Artikulo Uno Productions
‘Bliss’ reveals the entertainment industry’s cycle of abuse
by Oggs Cruz
The question seemed so innocent, trivial even.
“Where have you been in Osaka?”
It was a question that one would generally expect to be thrown by an excited host to his foreign guest. Director Jerrold Tarog, however, was not a first-timer to the Osaka Asian Film Festival. He has been here before, to represent “Sana Dati” (2013), a film that is a million times more jovial than “Bliss,” the film that he has just premiered to the world. The filmmaker taciturnly said, “Family Mart.” Everybody laughed.
Osaka has thousands of attractions and the famous convenience store is hardly special, even to Filipinos who have witnessed the Japanese-grown mini-mart grow from obscurity to necessity within a couple of years. Tarog briefly explained that he is working on the sequel of the historically profitable historical film, “Heneral Luna,” inside his hotel room and is only able to leave it for required public appearances and brief breaks.
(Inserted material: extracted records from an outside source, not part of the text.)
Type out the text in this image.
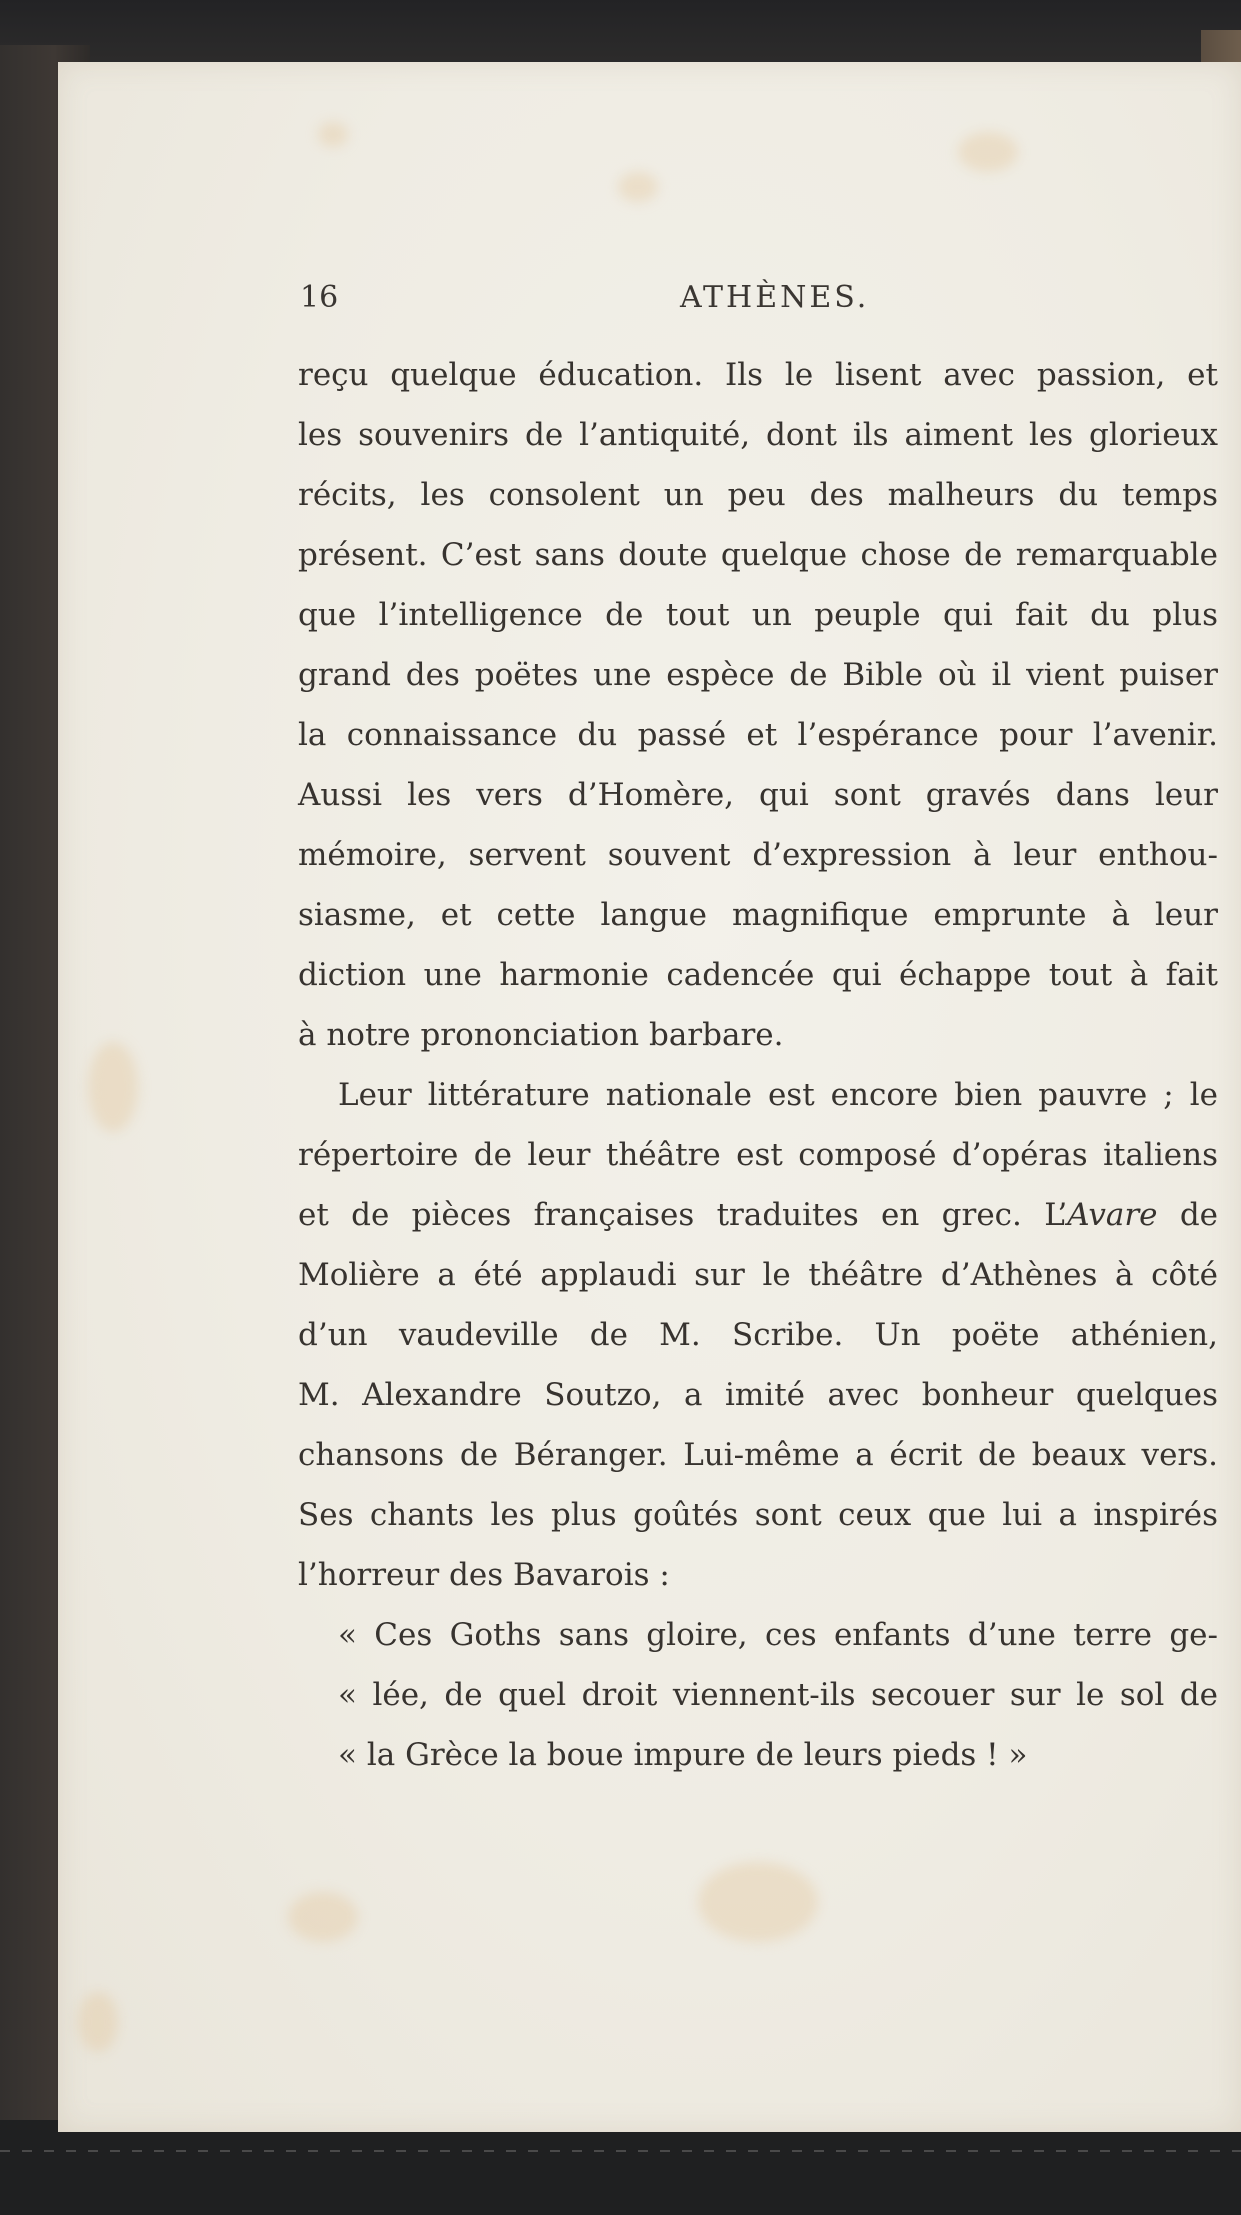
16	ATHÈNES.
reçu quelque éducation. Ils le lisent avec passion, et
les souvenirs de l’antiquité, dont ils aiment les glorieux
récits, les consolent un peu des malheurs du temps
présent. C’est sans doute quelque chose de remarquable
que l’intelligence de tout un peuple qui fait du plus
grand des poëtes une espèce de Bible où il vient puiser
la connaissance du passé et l’espérance pour l’avenir.
Aussi les vers d’Homère, qui sont gravés dans leur
mémoire, servent souvent d’expression à leur enthou-
siasme, et cette langue magnifique emprunte à leur
diction une harmonie cadencée qui échappe tout à fait
à notre prononciation barbare.
Leur littérature nationale est encore bien pauvre ; le
répertoire de leur théâtre est composé d’opéras italiens
et de pièces françaises traduites en grec. L’Avare de
Molière a été applaudi sur le théâtre d’Athènes à côté
d’un vaudeville de M. Scribe. Un poëte athénien,
M. Alexandre Soutzo, a imité avec bonheur quelques
chansons de Béranger. Lui-même a écrit de beaux vers.
Ses chants les plus goûtés sont ceux que lui a inspirés
l’horreur des Bavarois :
« Ces Goths sans gloire, ces enfants d’une terre ge-
« lée, de quel droit viennent-ils secouer sur le sol de
« la Grèce la boue impure de leurs pieds ! »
Iza Calzado, the star of “Bliss,” quickly joked, “Family Mart is his vacation.” Again, everybody laughed.
It was the unlikeliest profound exchange of remarks, one that spoke more because Tarog’s film delves deeper than deep into the psyche of a tired artist, an actress who ever since she was a child has been in the cutthroat business of entertaining the masses.
In “Bliss,” Calzado plays 30-something Jane Ciego, who, while performing a stunt for a film that she believes will finally give her the laurels she deserves, figures into an accident which forces her to recover in a house where her only companions are her inutile husband (TJ Trinidad) and the heartless nurse (Adrienne Vergara) he has hired for her. The premise seems simple, with Tarog recruiting almost nearly all the elements of a run-of-the-mill psycho-thriller to establish the apt mood and atmosphere to evoke mystery and confusion. However, the genius of the film is that while it teeters towards being the type of film that teases its audience to predict the ending or to solve the puzzle that it is, it does so in a cheeky manner, in a way that strikes to the core of what it is trying to say.
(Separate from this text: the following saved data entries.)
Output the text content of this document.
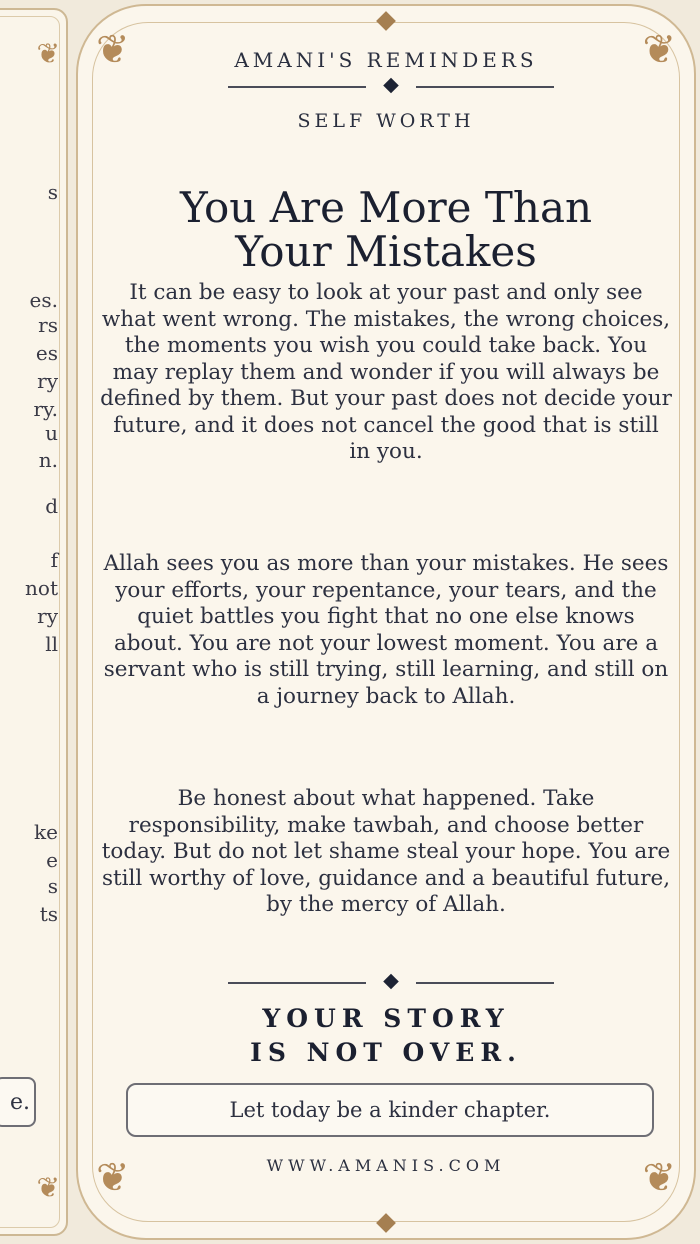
❦
❦
s
es.
rs
es
ry
ry.
u
n.
d
f
not
ry
ll
ke
e
s
ts
e.
❦	❦
❦	❦
AMANI'S REMINDERS
SELF WORTH
You Are More Than
Your Mistakes

It can be easy to look at your past and only see what went wrong. The mistakes, the wrong choices, the moments you wish you could take back. You may replay them and wonder if you will always be defined by them. But your past does not decide your future, and it does not cancel the good that is still in you.

Allah sees you as more than your mistakes. He sees your efforts, your repentance, your tears, and the quiet battles you fight that no one else knows about. You are not your lowest moment. You are a servant who is still trying, still learning, and still on a journey back to Allah.

Be honest about what happened. Take responsibility, make tawbah, and choose better today. But do not let shame steal your hope. You are still worthy of love, guidance and a beautiful future, by the mercy of Allah.

YOUR STORY
IS NOT OVER.
Let today be a kinder chapter.
WWW.AMANIS.COM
In her sublime performance as the embattled actress, Calzado allows herself the vulnerability and defiance that a character in the middle of a tug-of-war needs to invoke.
The seductive mysteries of “Bliss” unfold seamlessly. Tarog is a very precise director. He knows when exactly the film’s primary revelations should happen. He acknowledges that while his film might be more of an intellectual experience because of its complex structure, it cannot just ignore the function of emotions. The film is appropriately funny, brimming with the right amount of sarcasm and irony to keep its observations about the film industry afloat without being too overbearing.
It is in the horror department that the film falls short. Mind you, “Bliss” is still a terrifying film, but the terror it imposes is not sourced from the supposedly scary sequences that Tarog crafts from the oppressive and narrow corridors of the enigmatic house where Calzado’s character has been conveniently trapped. It comes from what the film is about, from what it tells about us as human beings, from what it reveals about the milieu that it so fascinatingly recreates and exaggerates.
See, “Bliss” houses this world where abuse is both flagrant but tolerated within a narrative that puts the spotlight on a celebrity whose life revolves around routine and repetition.
Tarog carves his characters equally from stereotypes and real lives. Jane Ciego’s story is recognizable. She is Rita Gomez from Ishmael Bernal’s “Pagdating sa Dulo” (1971), the star who has experienced everything from humbling auditions to being in the limelight while being treated by adoring fans like an emotionless commodity. She is every child star who has matured in an industry that does not allow her to mature beyond products that sell. She is every big name whose outward glamor hides the fact that she needs to feed mouths belonging to family members who are sitting comfortably on talents that aren’t theirs.
Shamaine Buencamino plays Calzado’s possessive mother, and gives just the right amount of slight warmth to grant her character a certain semblance of humanity notwithstanding all the cruelty and indifference.
Then there are the equally familiar supports. Vergara’s nurse seems to be molded from nightmares yet her background story is one lifted from every little girl who has had the misfortune of being too trustworthy of adults who turn out to be predators. Audie Gemora’s ambitious soap director-turned-arthouse filmmaker is a composite of every monstrosity the country’s film festival-addicted film scene has engendered from its devoted artists. “Bliss” simply pits all of these characters and more in a cycle where they relate to each other in an effort to exploit, for influence, for cash, for fame, or pleasure. Tarog is most effective and unflinching when he withdraws from the film’s genre elements to further paint a milieu that is at once realistic and nightmarish.
This isn’t to say that “Bliss” is a film whose intentions outweigh its cinematic merits. The film is handsome, a work that is so meticulously pieced together. There is a certain elegance in Mackie Galvez’s delicate cinematography that keeps the film from drowning in all its genre excesses. Tarog’s own music isn’t too overpowering. All of the performances are worth noting. Calzado’s turn as the embattled actress is sublime. She allows herself the vulnerability and defiance that a character in the middle of a tug-of-war needs to invoke. Vergara shape-shifts astoundingly, playing both victim and victimizer with hardly any effort. Gemora is a joy to watch. Shamaine Buencamino, who plays Calzado’s possessive mother, gives just the right amount of slight warmth to grant her character a certain semblance of humanity notwithstanding all the cruelty and indifference. It really is quite a well-crafted film, one that even outshines “Heneral Luna” in terms of consistency, and heck, even ambition.
“Bliss” is a film whose pleasures aren’t immediate. It isn’t as emotionally rousing as “Heneral Luna” or “Sana Dati,” whose themes of nationalism or romantic love, respectively, are things that provoke effortlessly. “Bliss” seems to be more cerebral, a work that forces its viewers to think before they feel. It is a commentary veiled as a horror, a critique of the onerous world of art and entertainment whose abusive behavior towards its workers is akin to the ones committed by sex offenders, where routine and repetition are keys to tolerance, to acceptance, and to further and perhaps more prevalent abuse. The nightmare simply cycles. We either wake up or die, or go to the nearest Family Mart for that much-needed respite.